Now, how about the other side of the fiscal-cliff scenario: massive cuts in spending. Anyone who has followed the political debates over the past few years knows that spending cuts are coming one way or the other. Congress has clearly stated its intention to cut spending; it is just a matter of where and how much.
So, why all the hand-wringing over sequestration, the term used for the automatic cuts? It does not seem to be a political option to hold off spending cuts until the recovery is on firmer footing, not when so many believe austerity is the key to recovery.
The mandated sequestration is not so much a cliff as a steep slope, with cuts being phased in over time. But "fiscal slope" just does not have the same ring to it as "fiscal cliff."
Of course, sequestration will hurt the recovery by taking money out of the economy when it should be putting it in to support employment. However, that does not appear to be an option with austerity economics calling the shots.
The beauty of sequestration is that it is fair and even-handed, like blind justice.
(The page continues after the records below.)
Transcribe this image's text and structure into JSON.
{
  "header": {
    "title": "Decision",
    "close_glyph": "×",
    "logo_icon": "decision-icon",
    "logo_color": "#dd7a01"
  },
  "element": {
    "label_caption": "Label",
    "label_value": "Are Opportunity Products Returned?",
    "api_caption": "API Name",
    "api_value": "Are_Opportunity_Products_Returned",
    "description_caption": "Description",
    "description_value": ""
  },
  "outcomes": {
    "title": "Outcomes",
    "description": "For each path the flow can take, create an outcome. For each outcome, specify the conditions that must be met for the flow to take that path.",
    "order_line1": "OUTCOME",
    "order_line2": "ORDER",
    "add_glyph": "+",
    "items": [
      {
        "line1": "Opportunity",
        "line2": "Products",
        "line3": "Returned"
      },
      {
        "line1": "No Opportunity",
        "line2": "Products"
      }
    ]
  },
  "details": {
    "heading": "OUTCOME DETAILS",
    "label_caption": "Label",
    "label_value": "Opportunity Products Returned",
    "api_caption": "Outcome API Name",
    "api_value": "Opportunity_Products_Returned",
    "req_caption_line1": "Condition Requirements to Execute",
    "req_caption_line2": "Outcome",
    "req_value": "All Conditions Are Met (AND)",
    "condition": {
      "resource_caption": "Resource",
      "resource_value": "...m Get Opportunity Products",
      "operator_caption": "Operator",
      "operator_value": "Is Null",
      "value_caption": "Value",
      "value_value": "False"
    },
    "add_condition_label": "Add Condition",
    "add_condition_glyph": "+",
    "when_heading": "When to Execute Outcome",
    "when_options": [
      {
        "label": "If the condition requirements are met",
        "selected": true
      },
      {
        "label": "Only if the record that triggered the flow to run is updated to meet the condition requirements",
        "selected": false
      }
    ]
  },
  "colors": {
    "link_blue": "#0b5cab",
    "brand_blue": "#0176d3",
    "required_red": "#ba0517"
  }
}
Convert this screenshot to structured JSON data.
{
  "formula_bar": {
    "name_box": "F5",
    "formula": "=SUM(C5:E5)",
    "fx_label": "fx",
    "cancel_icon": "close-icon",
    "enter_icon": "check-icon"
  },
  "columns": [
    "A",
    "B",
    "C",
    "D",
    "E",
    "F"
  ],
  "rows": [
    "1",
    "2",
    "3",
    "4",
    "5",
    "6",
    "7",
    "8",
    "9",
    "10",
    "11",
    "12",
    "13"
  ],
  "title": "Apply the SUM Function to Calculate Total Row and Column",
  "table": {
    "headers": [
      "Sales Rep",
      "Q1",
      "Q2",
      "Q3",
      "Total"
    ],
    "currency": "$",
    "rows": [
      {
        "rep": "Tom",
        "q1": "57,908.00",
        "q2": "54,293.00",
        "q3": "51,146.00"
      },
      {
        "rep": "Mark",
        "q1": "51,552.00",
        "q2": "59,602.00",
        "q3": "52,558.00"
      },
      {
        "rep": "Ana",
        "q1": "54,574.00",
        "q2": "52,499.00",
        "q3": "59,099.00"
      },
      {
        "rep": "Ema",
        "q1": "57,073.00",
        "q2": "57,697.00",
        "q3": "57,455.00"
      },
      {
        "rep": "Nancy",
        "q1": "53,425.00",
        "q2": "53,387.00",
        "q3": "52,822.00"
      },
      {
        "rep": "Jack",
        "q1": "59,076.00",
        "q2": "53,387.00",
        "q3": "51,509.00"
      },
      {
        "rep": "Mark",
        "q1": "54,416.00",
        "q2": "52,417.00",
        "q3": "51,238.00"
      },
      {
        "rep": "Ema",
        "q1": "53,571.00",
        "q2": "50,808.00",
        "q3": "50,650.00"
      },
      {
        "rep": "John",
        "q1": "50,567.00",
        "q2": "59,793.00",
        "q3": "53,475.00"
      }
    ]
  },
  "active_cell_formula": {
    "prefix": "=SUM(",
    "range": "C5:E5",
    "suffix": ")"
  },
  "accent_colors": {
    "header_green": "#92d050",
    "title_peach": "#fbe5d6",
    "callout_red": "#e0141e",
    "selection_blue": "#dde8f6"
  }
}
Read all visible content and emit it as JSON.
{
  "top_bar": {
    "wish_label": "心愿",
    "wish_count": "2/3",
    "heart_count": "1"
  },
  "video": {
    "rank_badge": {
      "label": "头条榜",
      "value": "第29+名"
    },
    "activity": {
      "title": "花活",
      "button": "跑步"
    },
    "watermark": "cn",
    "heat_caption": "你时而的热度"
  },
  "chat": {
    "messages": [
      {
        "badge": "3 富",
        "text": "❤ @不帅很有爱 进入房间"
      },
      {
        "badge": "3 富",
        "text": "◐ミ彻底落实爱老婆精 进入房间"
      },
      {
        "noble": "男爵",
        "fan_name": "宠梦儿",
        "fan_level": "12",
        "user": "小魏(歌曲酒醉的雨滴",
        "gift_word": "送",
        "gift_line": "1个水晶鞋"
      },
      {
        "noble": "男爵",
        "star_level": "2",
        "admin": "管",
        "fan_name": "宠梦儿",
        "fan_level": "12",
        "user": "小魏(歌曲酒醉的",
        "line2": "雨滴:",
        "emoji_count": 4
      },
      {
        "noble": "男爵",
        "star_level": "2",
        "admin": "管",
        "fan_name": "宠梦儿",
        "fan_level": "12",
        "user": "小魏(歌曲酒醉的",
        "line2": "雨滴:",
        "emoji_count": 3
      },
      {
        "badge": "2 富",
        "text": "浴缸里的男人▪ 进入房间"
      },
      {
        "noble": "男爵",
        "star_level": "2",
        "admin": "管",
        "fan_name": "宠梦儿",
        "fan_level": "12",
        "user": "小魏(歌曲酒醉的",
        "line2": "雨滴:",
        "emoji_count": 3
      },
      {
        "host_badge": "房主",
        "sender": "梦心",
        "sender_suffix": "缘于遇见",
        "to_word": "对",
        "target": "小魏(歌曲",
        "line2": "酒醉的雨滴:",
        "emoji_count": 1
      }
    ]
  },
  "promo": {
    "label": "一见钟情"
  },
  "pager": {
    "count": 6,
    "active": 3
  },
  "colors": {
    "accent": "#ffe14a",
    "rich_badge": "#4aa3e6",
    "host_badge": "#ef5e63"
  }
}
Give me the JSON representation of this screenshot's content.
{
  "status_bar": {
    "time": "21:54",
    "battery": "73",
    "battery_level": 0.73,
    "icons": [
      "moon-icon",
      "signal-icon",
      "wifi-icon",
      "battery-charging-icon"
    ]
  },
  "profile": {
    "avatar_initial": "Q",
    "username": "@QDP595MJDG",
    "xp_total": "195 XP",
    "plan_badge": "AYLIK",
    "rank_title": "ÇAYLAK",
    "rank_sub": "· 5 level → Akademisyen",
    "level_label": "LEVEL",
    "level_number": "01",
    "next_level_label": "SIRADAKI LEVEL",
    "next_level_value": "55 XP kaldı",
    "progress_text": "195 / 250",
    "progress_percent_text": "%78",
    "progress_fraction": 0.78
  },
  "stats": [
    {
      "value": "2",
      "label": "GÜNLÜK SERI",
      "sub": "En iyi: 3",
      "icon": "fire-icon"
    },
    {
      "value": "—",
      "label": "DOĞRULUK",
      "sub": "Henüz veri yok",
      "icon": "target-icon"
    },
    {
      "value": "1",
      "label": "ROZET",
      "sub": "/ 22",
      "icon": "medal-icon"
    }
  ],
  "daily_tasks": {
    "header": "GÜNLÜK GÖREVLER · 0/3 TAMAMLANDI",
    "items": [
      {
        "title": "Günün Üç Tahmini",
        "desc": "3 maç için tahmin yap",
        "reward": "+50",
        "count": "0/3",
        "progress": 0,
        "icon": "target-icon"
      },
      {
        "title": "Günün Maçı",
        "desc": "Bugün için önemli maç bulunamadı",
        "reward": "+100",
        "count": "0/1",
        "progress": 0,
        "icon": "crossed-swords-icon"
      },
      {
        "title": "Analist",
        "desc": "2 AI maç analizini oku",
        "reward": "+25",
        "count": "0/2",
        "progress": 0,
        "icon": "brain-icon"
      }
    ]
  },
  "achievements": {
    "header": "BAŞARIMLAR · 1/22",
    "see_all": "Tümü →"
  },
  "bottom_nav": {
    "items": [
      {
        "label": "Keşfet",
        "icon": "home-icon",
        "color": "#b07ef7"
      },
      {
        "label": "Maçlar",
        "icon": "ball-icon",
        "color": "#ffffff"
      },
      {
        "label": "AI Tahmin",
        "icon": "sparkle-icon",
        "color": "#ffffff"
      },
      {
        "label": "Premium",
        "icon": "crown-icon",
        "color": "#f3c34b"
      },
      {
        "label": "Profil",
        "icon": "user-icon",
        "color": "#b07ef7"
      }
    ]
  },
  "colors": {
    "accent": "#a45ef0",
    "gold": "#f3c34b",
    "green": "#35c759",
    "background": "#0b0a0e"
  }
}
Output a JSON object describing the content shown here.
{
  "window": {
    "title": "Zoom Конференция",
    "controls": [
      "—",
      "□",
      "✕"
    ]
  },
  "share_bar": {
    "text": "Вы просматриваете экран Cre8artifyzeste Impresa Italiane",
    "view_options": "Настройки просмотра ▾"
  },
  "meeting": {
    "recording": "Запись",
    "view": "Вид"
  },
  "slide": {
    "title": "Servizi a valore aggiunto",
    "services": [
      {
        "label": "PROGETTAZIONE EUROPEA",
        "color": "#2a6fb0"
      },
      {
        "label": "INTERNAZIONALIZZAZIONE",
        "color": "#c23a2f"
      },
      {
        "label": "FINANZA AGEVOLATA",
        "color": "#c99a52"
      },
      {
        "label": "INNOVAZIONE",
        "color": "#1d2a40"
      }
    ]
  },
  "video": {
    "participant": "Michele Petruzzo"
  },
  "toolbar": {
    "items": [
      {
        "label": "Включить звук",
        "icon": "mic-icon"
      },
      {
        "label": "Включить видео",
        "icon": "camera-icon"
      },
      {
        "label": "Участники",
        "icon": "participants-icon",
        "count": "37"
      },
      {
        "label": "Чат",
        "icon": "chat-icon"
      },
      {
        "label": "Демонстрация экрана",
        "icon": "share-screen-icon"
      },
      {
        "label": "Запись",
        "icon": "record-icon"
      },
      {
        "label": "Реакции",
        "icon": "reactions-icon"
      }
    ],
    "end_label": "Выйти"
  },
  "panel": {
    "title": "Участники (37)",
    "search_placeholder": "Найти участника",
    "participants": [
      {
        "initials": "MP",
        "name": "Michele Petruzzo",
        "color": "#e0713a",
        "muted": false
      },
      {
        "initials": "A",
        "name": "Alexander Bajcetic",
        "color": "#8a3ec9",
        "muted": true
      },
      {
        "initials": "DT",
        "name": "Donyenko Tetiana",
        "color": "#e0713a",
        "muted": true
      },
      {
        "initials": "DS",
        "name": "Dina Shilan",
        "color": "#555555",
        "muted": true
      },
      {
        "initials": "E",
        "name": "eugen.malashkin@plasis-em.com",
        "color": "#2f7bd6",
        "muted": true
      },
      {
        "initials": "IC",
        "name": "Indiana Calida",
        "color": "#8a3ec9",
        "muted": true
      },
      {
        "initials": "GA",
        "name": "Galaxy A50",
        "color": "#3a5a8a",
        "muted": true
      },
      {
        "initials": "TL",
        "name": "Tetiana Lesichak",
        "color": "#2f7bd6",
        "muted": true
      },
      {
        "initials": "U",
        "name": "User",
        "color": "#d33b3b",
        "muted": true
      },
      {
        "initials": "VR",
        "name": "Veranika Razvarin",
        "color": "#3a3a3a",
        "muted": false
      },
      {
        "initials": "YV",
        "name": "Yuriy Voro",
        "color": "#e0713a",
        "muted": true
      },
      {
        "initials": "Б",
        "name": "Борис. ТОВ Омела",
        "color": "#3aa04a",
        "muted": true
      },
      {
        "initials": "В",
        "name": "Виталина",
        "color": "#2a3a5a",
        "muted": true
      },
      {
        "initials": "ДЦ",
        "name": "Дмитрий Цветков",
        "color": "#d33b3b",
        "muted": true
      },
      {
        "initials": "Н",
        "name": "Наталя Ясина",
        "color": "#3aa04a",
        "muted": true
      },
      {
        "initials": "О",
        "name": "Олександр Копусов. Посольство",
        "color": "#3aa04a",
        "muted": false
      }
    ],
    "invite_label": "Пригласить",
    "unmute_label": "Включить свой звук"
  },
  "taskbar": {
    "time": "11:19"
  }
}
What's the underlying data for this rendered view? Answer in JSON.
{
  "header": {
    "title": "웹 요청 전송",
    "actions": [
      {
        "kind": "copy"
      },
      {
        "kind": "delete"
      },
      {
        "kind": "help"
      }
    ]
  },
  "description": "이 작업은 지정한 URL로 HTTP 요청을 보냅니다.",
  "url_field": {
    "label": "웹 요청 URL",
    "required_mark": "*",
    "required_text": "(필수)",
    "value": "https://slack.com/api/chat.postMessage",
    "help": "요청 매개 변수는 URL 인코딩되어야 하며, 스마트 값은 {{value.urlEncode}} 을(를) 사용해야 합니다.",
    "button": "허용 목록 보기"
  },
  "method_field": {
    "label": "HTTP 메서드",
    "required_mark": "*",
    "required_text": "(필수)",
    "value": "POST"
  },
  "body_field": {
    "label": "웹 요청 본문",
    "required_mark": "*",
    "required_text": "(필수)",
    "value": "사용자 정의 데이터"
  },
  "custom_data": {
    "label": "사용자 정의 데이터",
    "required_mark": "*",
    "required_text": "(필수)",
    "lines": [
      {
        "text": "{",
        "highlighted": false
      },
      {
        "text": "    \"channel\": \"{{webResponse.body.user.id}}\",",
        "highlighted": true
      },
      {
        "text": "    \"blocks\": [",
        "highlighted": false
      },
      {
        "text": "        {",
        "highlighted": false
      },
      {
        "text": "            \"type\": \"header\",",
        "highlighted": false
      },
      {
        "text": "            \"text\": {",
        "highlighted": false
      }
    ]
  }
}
Everyone pays the same price: across-the-board cuts of 8% for non-defense line items and 9% for defense programs.
That will really hurt, but will it hurt more than the deep but unbalanced cuts some are proposing?
In its defense, sequestration is simple, a done deal that avoids political gridlock and forestalls arguments against raising the debt-limit ceiling, which is the real "cliff" we should be worried about. Perhaps going over this fiscal cliff will knock some sense into Washington.
Timothy Grogan is a senior economics editor for McGraw-Hill Construction Analytics. He holds a master's degree in economics from the New School for Social Research.